Além dos combustíveis, o transporte público também pressionou o índice. O ônibus urbano teve uma alta de 5,14% em janeiro, impulsionado por reajustes de tarifas em diversas capitais. Cidades como Fortaleza (20,00%), São Paulo (6,00%), Rio de Janeiro (6,38%), Salvador (5,36%), Belo Horizonte (8,70%) e Vitória (4,16%) apresentaram aumentos significativos.

O metrô subiu 1,87%, influenciado por reajustes em Brasília e São Paulo, enquanto o táxi avançou 1,47% devido a aumentos de tarifas em cidades como Rio Branco, Fortaleza, Rio de Janeiro e Salvador. Por outro lado, tarifas de transporte por aplicativo caíram 17,23% e passagens aéreas recuaram 8,90%, após altas em dezembro.

Comunicação e Saúde Aumentam, Alimentos Desaceleram

O grupo Comunicação registrou alta de 0,82%, com destaque para aparelhos telefônicos (2,61%) e reajustes em planos de TV por assinatura (1,34%) e combos de telefonia e internet (0,76%). Em Saúde e cuidados pessoais, a variação foi de 0,70%, impulsionada por artigos de higiene pessoal (1,20%) e planos de saúde (0,49%).

O grupo Alimentação e bebidas mostrou desaceleração, com variação de 0,23%, a menor para o mês desde 2006. A alimentação no domicílio variou 0,10%, com quedas notáveis no leite longa vida (-5,59%) e ovos (-4,48%), mas com altas no tomate (20,52%) e carnes (0,84%).

Habitação e Energia Elétrica: Queda e Impactos Regionais

A Habitação apresentou uma queda de 0,11%, principalmente devido à redução de 2,73% na energia elétrica residencial. Isso ocorreu pela mudança da bandeira tarifária de amarela para verde em janeiro, eliminando a cobrança extra. No entanto, reajustes em serviços de água e esgoto (2,56%) e gás encanado (0,95%) influenciaram o grupo.

A maior variação regional em janeiro foi em Rio Branco (0,81%), enquanto Belém registrou a menor (0,16%).

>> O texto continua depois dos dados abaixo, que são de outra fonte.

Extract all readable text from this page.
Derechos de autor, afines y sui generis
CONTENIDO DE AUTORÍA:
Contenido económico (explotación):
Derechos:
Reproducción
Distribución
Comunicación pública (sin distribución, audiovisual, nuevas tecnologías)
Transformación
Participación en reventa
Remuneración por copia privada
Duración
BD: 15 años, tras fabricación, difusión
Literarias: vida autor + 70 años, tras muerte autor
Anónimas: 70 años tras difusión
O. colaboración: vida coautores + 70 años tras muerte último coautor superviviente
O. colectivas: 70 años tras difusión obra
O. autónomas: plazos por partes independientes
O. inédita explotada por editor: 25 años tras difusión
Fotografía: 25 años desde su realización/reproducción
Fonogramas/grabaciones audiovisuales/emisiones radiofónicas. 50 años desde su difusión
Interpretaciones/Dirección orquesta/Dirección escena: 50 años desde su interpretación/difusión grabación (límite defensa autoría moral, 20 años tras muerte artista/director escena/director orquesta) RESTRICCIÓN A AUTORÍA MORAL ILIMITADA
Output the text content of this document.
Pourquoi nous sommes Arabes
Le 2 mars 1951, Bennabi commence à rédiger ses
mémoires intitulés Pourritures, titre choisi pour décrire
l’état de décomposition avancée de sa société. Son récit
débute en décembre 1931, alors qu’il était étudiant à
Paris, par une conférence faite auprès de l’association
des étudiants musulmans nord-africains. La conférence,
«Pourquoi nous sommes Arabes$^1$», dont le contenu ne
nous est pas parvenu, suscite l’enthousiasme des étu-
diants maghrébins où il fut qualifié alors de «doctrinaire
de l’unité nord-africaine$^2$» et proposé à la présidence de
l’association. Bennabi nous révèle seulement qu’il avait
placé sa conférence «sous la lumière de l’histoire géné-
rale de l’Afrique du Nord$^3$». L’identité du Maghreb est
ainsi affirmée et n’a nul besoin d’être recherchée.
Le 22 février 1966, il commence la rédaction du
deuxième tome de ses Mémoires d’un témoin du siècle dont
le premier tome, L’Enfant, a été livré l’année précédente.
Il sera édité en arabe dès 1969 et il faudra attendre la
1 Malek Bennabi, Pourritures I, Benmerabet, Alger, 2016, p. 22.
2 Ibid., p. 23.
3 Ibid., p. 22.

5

No acumulado de 12 meses, Vitória e Porto Alegre lideraram com 5,06% de inflação.

Mercado e Especialistas Avaliam Cenário Inflacionário

Especialistas ouvidos pelo g1 consideram o resultado de janeiro levemente acima do esperado, mas confirmam a tendência de desaceleração da inflação, apesar das pressões pontuais. A composição do índice, com alta em preços administrados, alimentos e núcleos de inflação, é um ponto de atenção.

Economistas como André Nunes de Nunes e Lucas Ghilardi apontam que, embora haja pressões em combustíveis e serviços, a trajetória geral dos preços, aliada a uma safra favorável para alimentos, mantém a confiança no controle da inflação. A perspectiva é que este cenário possa abrir espaço para cortes mais intensos na taxa de juros ao longo do ano.

Lucas Barbosa, economista da AZ Quest, atribui a surpresa a bens industriais e serviços mais voláteis, possivelmente refletindo reajustes concentrados em janeiro. Ele acredita que o Banco Central interpretará o dado de janeiro como neutro e não espera a continuidade deste padrão de pressão nos próximos meses, projetando uma trajetória inflacionária mais favorável para 2026.